“Pak, saya berniat berhenti dari pekerjaan ini,” kata Mardi. “Saya sudah tidak seperti dulu lagi. Fisik saya sudah jauh melemah. Sudah saatnya saya lebih banyak menghabiskan waktu bersama keluarga.”
Bambang tercenung. Mardi adalah tukang batu yang andal, selalu menunjukkan totalitas ketika bekerja. Meskipun sudah berumur, Mardi masih mampu menjaga fokus dan kualitas kerjanya. Bambang sedih mendengar pengunduran diri bawahannya itu.

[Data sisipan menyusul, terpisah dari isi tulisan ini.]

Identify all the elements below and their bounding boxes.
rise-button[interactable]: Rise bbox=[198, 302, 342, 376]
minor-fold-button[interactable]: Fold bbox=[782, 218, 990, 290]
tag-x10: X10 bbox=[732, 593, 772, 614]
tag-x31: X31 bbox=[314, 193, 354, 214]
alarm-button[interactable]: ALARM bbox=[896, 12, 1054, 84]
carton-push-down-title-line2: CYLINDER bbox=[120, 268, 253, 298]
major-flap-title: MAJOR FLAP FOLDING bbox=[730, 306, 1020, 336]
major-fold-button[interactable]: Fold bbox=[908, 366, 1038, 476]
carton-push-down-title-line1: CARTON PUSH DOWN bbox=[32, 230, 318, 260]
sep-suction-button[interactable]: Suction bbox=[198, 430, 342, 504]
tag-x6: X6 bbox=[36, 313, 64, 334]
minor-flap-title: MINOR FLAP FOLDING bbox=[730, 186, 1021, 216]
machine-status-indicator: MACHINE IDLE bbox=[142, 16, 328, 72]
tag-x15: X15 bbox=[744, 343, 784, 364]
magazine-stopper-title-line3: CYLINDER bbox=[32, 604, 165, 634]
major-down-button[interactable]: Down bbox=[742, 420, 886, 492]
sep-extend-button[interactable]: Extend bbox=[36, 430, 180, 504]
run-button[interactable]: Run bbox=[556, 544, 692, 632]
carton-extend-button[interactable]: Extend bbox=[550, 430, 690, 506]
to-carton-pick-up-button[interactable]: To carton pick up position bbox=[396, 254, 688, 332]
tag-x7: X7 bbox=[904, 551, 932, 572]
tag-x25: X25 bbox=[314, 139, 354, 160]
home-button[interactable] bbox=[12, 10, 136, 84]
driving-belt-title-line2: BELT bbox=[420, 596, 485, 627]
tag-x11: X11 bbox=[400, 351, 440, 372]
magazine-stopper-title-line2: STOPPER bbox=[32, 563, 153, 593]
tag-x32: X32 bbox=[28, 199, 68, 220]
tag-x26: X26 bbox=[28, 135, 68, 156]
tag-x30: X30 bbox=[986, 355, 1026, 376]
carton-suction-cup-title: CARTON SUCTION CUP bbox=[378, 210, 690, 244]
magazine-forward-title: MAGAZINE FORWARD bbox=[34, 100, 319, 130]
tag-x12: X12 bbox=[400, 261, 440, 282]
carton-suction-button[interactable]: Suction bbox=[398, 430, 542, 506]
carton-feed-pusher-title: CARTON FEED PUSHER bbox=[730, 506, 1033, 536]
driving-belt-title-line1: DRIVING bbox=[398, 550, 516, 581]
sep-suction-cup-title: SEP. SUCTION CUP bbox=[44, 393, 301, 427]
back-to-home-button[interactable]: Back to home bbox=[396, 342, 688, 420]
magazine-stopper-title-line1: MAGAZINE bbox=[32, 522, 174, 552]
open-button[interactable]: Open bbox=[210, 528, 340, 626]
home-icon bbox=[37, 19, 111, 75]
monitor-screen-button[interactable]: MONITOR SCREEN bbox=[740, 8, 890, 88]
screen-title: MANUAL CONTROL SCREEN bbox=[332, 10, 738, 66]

“Pak Mardi, saya akan sangat kehilangan. Namun, saya menghormati pilihan Bapak,” kata Bambang. “Bapak boleh pensiun dari tukang batu.”
“Terima kasih, Pak.”
“Sebelum Pak Mardi benar-benar
tidak lagi menjadi tukang batu, saya punya satu permintaan. Mau kan Bapak
menyanggupi permintaan saya?” tanya Bambang.
“Baik, Pak. Saya akan turuti
permintaan Bapak,” sahut Mardi. “Kalau boleh saya tahu, apa permintaan Bapak?”
“Untuk terakhir kali, tolong Pak
Mardi buatkan rumah terbaik untuk teman saya.”
Mardi terdiam. Dia benar-benar
sudah tak mau lagi membuat rumah. Namun, dia sudah terlanjur berjanji. Lagipula,
Bambang sangat berjasa memberi pekerjaan dan mempercayainya. Mardi tak bisa
menolak permintaan Bambang.
Dengan terpaksa, Mardi membangun
rumah itu. Tidak seperti sebelum sebelumnya, kali ini Mardi tanpa semangat. Hatinya sudah
tidak lagi menemani dia bekerja. Mardi tak lagi peduli dengan kualitas kerja.
Juga tidak peduli dengan kualitas bahan-bahan bangunan. Yang penting dia
kerjakan rumah itu sampai selesai.
Rumah itu pun jadi. Mardi sangat
tidak puas. Jauh sekali kualitasnya dengan rumah-rumah lain yang telah dia
bangun. Namun, dia lega karena sekarang benar-benar bisa meninggalkan dunia
pertukangbatuan. Ironis, karya terakhirnya sungguh tidak membuat bangga.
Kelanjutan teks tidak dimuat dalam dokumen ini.